New anaerobic digestion systems are helping farmers solve multiple problems, including reducing smells from farms.
The smell of manure is not enticing. Indeed, waste of whatever description is something we tend to avoid thinking about. But as the adage goes: “where there’s muck there’s brass”, and so it is that businesses have always been drawn to this less than salubrious arena to earn money.
Now a new generation of entrepreneurs has plans to alter the way we deal with waste. Using new technologies and techniques, they have uncovered ways to convert it into energy and more efficient fertiliser, reduce methane emissions and pollution, cut bad smells and, as one entrepreneur puts it, “turn muck into money”. via Turning muck into money: the biogas revolution takes off …”
[Article first published January 2017. Updated July 2024.]
Great, thanks for making public the story in this article. Really thank you!
Awesome. Make money from this biogas. Make money on cars. Any car bought. Do car deals, stash the cash!
which is best. tell the best way to do this. we want to do this with our local bio-waste. tell how to do.

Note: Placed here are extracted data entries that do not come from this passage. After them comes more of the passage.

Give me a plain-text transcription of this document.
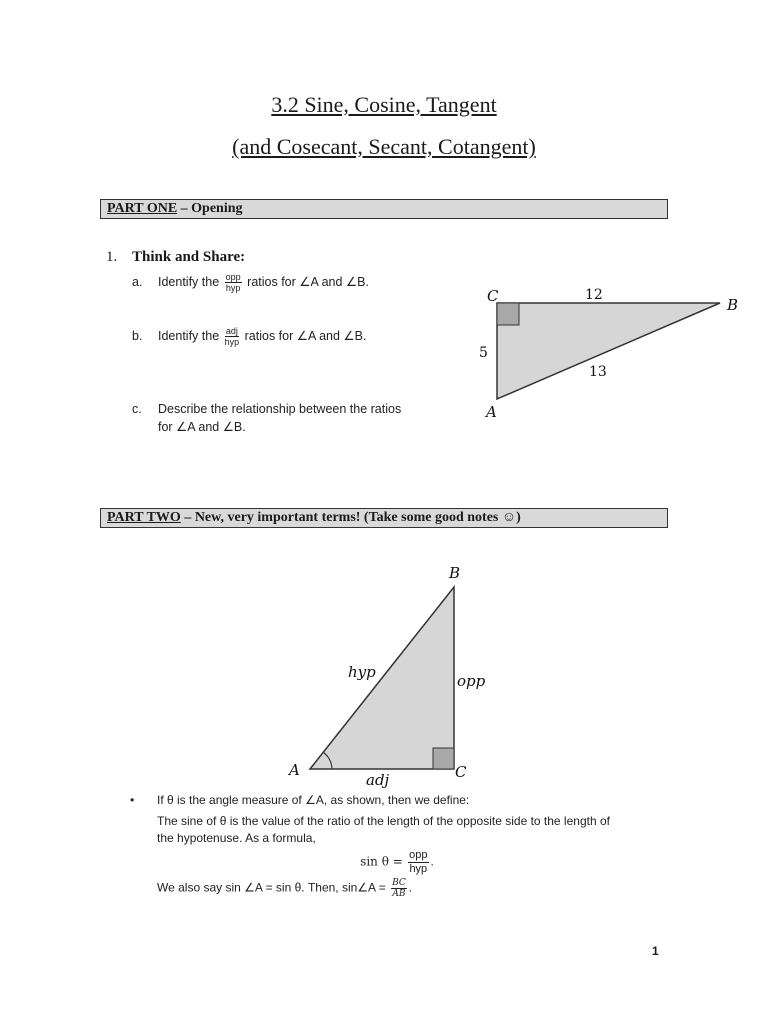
3.2 Sine, Cosine, Tangent
(and Cosecant, Secant, Cotangent)
PART ONE – Opening
1. Think and Share:
a. Identify the $\frac{\text{opp}}{\text{hyp}}$ ratios for ∠A and ∠B.
b. Identify the $\frac{\text{adj}}{\text{hyp}}$ ratios for ∠A and ∠B.
c. Describe the relationship between the ratios
for ∠A and ∠B.
C	B
A
12
5
13
PART TWO – New, very important terms! (Take some good notes ☺)
B
A	C
hyp	opp
adj
• If θ is the angle measure of ∠A, as shown, then we define:
The sine of θ is the value of the ratio of the length of the opposite side to the length of
the hypotenuse. As a formula,
$\sin \theta = \frac{\text{opp}}{\text{hyp}}$ .
We also say sin ∠A = sin θ. Then, sin∠A = $\frac{BC}{AB}$ .
1
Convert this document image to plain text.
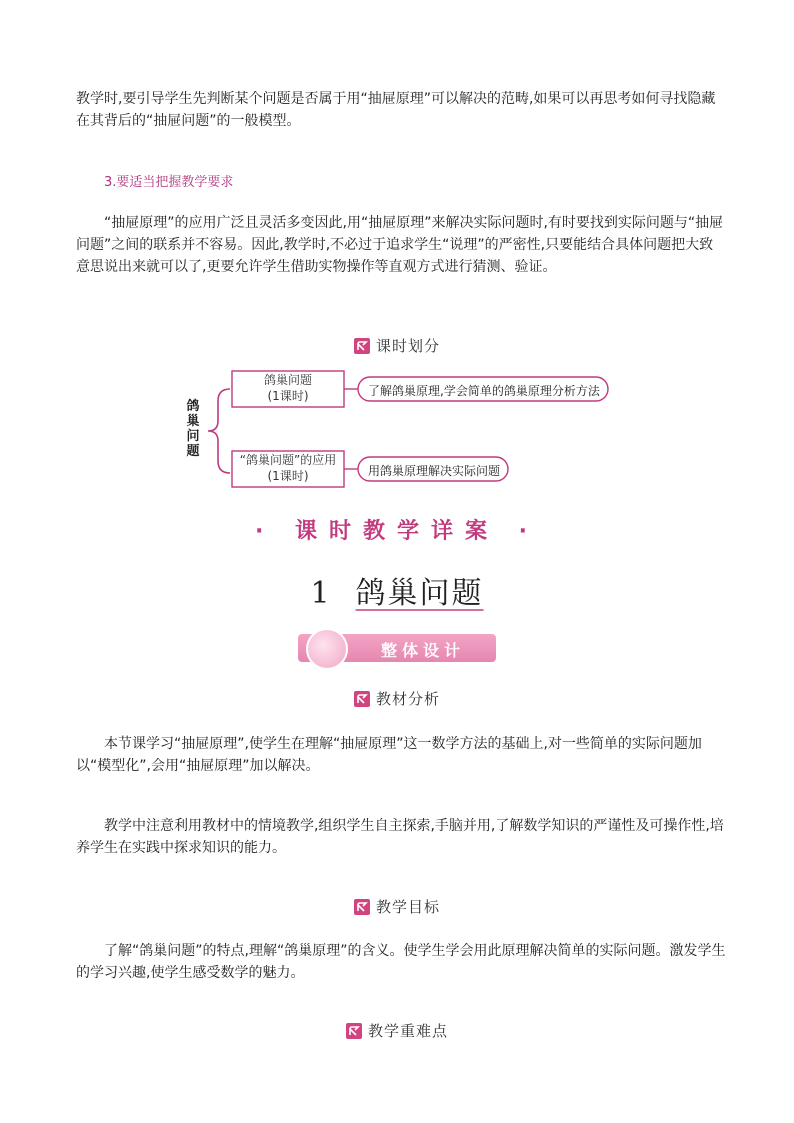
教学时,要引导学生先判断某个问题是否属于用“抽屉原理”可以解决的范畴,如果可以再思考如何寻找隐藏在其背后的“抽屉问题”的一般模型。

3.要适当把握教学要求

“抽屉原理”的应用广泛且灵活多变因此,用“抽屉原理”来解决实际问题时,有时要找到实际问题与“抽屉问题”之间的联系并不容易。因此,教学时,不必过于追求学生“说理”的严密性,只要能结合具体问题把大致意思说出来就可以了,更要允许学生借助实物操作等直观方式进行猜测、验证。

课时划分
鸽巢问题
鸽巢问题
(1课时)
“鸽巢问题”的应用
(1课时)
了解鸽巢原理,学会简单的鸽巢原理分析方法
用鸽巢原理解决实际问题
· 课时教学详案 ·
1 鸽巢问题
整体设计
教材分析

本节课学习“抽屉原理”,使学生在理解“抽屉原理”这一数学方法的基础上,对一些简单的实际问题加以“模型化”,会用“抽屉原理”加以解决。

教学中注意利用教材中的情境教学,组织学生自主探索,手脑并用,了解数学知识的严谨性及可操作性,培养学生在实践中探求知识的能力。

教学目标

了解“鸽巢问题”的特点,理解“鸽巢原理”的含义。使学生学会用此原理解决简单的实际问题。激发学生的学习兴趣,使学生感受数学的魅力。

教学重难点
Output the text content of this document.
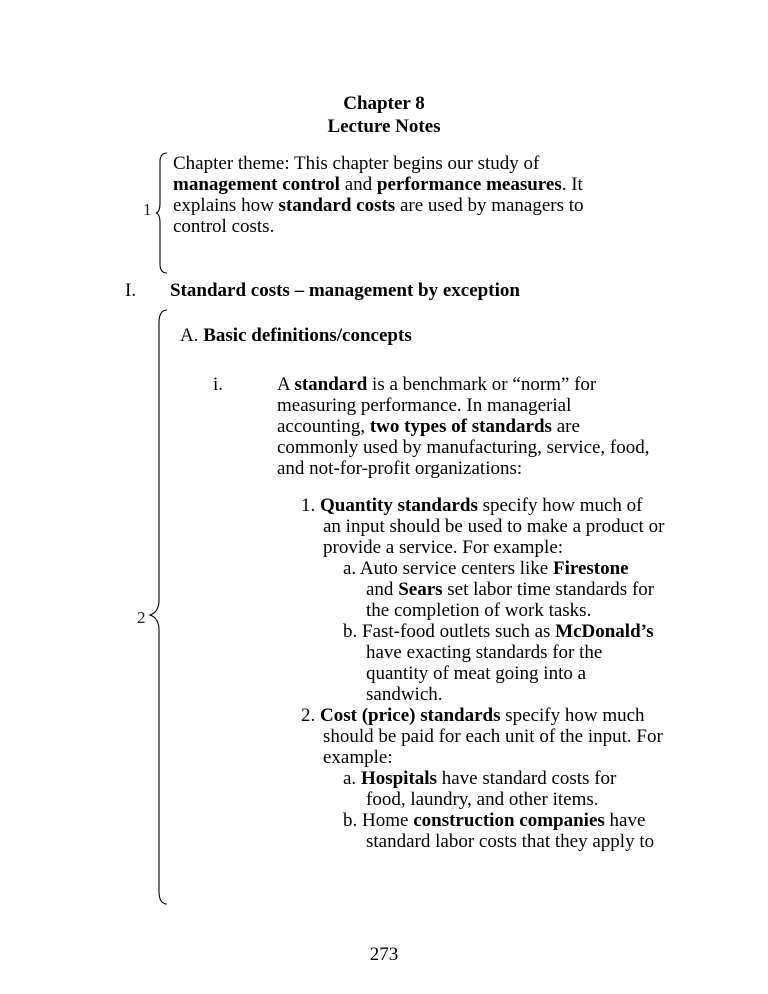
Chapter 8
Lecture Notes
1
Chapter theme: This chapter begins our study of
management control and performance measures. It
explains how standard costs are used by managers to
control costs.
I. Standard costs – management by exception
2
A. Basic definitions/concepts
i.	A standard is a benchmark or “norm” for
measuring performance. In managerial
accounting, two types of standards are
commonly used by manufacturing, service, food,
and not-for-profit organizations:
1. Quantity standards specify how much of
an input should be used to make a product or
provide a service. For example:
a. Auto service centers like Firestone
and Sears set labor time standards for
the completion of work tasks.
b. Fast-food outlets such as McDonald’s
have exacting standards for the
quantity of meat going into a
sandwich.
2. Cost (price) standards specify how much
should be paid for each unit of the input. For
example:
a. Hospitals have standard costs for
food, laundry, and other items.
b. Home construction companies have
standard labor costs that they apply to
273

Nice to see this site develop. Opinions hard to find elsewhere. But, don’t focus on the hard money. Consider the diversification benefits of doing something which will be more circular in you farm using the waste products. This is imprtant.
One of the challenges we are facing in Africa as biogas practitioner is coming up with stand alone biogas plant that can generate electricity for rural setups, understanding the economics of putting up this sort of technology. In our case we have tried and we are still trying to for source investment to put up a prototype here in Zambia.
We have tried to identify potential finances in EU- NORDIC financiers but our colleagues in Finland( biogas technology developers) are reluctant siting cumbersome project proposal writing and length period of time it takes for projects to be financed. Our hope to find a an EU based company that partner with us to develop and to install a commercial biogas plant here in Zambia. Is their any one here link us to such companies?